Last to Rise(98)
Those were almost the last words I spoke. There was nothing else to say and once he’d slid the needle under the skin, once the juice stated flowing through me like electricity, words didn’t matter. Nothing mattered but this.
The juice came, of course it did, thundering up my arm, the greatest thing in the world, the most dangerous because I wanted it so much. But it kept coming, the jab doing its work too well, kept coming and coming and I could feel every waft of air on my face as pain, every twitch of every nerve as a searing agony.
Perak plugged me into the machine, surrounded me with wires and blinking lights and whirring noise, and I trusted to him and to my sister, relied on them in fact. Felt the machine take me and twist me, spin out my juice, make it more, make it swell till it filled everything.
I panicked then, thinking I knew why Pasha had died, that he couldn’t control it, it was too much, too much for any one man. There was no terror to match that, not even a drop off the edge of the world could compare, a streaming, aching terror knowing that it could only get worse, more, as the green stuff in the syringe took hold. Lise’s little concoction to amplify pain. It would get worse, and the pain would explode and I would be gone… I had to master it or I was dead, like Pasha. Nothing much left to mourn over, and no one left to mourn anyway, if I got this wrong.
I think I called her name, one last time, said, “Erlat” before I couldn’t talk any more, before my mind forgot what talking was.
Then I was home, hovering on the edge of the black, so big now that it was the world. It was everything. It was nothing.
I was light and dark, and the light was life and the black was death. I knew that, I’d always known it, but… Dendal had said to embrace the black, know that it was part of me. And the light was too bright, too much life; that was where Pasha had gone wrong. I had to embrace the black inside me if this was going to work. I had to conquer it, be the whisper in its ear rather than the other way around.
So I flexed my hand and relished the pain. Stepped into the black, into the pain and craving and glorious nothing of it.

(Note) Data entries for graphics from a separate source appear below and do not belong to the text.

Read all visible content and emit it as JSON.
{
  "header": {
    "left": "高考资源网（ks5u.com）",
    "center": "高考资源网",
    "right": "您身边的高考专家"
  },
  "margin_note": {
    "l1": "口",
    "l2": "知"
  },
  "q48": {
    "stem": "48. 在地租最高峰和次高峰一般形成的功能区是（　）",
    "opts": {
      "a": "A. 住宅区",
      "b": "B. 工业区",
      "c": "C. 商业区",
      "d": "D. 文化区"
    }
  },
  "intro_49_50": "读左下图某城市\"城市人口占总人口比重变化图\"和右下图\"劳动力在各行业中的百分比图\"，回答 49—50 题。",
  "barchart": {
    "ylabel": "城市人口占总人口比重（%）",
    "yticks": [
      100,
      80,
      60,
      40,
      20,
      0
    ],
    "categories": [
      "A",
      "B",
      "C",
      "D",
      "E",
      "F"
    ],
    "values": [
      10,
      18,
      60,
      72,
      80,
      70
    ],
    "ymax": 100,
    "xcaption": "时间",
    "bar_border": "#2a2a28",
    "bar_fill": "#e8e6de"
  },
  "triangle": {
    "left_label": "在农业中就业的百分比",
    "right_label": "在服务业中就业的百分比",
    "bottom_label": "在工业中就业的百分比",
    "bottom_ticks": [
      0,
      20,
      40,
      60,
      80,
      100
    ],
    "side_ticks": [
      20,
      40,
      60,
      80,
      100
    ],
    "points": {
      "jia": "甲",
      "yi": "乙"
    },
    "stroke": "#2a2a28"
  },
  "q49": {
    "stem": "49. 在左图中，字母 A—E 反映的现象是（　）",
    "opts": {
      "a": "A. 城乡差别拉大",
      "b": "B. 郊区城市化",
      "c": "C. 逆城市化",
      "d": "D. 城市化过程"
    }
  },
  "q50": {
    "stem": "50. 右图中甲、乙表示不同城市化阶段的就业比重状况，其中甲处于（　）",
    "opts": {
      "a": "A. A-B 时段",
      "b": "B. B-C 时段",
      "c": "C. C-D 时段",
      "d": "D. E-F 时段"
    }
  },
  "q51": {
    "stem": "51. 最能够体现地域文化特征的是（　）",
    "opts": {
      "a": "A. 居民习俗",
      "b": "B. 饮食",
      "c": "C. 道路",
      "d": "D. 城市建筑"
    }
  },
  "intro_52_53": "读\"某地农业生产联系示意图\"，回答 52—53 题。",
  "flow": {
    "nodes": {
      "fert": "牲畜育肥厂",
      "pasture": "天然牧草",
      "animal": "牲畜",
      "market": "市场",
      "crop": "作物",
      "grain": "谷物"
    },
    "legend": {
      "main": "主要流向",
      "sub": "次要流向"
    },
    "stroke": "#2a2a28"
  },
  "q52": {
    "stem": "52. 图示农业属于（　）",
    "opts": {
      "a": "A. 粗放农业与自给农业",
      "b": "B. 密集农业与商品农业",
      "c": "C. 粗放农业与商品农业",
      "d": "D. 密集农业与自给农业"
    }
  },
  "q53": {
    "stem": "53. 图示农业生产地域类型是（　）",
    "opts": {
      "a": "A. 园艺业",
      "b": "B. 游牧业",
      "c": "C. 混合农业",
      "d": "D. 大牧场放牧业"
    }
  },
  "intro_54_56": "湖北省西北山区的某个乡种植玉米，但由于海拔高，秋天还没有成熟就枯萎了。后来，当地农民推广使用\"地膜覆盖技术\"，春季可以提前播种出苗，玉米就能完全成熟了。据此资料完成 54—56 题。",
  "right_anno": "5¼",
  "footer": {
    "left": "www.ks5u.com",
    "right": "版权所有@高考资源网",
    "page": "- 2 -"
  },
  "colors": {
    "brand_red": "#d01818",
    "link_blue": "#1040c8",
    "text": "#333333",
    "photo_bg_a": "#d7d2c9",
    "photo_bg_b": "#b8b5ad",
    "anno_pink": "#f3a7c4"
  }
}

Welcome home, Rojan. I knew you’d come in the end.
And here I am now, lost in that fearless black, maybe for ever. It’s warm in here and I have nothing to fear, no one to rely on me, no worry of making things worse. There is nothing but the pain, and that is far away and dim within my marrow, agony and ecstasy. I watch the brightness of me pierce the gloom of velvet nothing and try to listen for the voices.
Sometimes, when the black fades a little, when I think that maybe, if I tried, I could fight my way out, I hear them. Perak’s strong voice, little brother with his head in the clouds no more. The scritch-scratch of Dendal as he reads some scripture aloud to me in his querulous monk’s voice. I wish he wouldn’t. The other voice, the one I wait for. A face I think I glimpsed once, when the veil was thin, or maybe I only wished it. A pair of soft eyes, an elegant coil of hair at the nape of her neck. I never know what she says, and maybe that’s a mercy, but the black is always thinner when she’s here, less consuming, less tempting. It’s enough that she comes, perhaps, enough for ever.
But I think there’s someone in here with me. I think you’re here, listening to me. Or maybe I am batshit crazy, finally. I think you’re here, but I can’t tell if you’re real or just my imagination come to play tricks with me. Mostly it doesn’t matter. While you’re here I have someone to tell my tale to, someone to be with me in the loneliness of the black, even if you are an imaginary friend. I wonder if you look like the Upside murals, flowery and soft, or the Downside ones, full of piss and vinegar, all blood and death and sacrificed hand. And sometimes I wonder if this is the heaven you had planned for me, or if you gave me to Namrat and I’m in hell.
If you’re here, you’re probably not real. I’ve never believed in you anyway. But if you are here, if you’re really real, there’s perhaps just one thing I need to say.
I didn’t do this for you. I didn’t do this because you said it was right, or because it was my duty to you or I was doing your work. I did it for me, and Pasha and Erlat and everyone else. Because I said it was right, because, so help me, sometimes a guy’s got to be responsible for his actions, and a sacrifice has to hurt or it means piss all. And sometimes there has to be hope, even if there’s none left for me. I learned that if nothing else. But I didn’t do it for you.
So I’ve only got one thing left to say now. Screw you, lady. Screw you.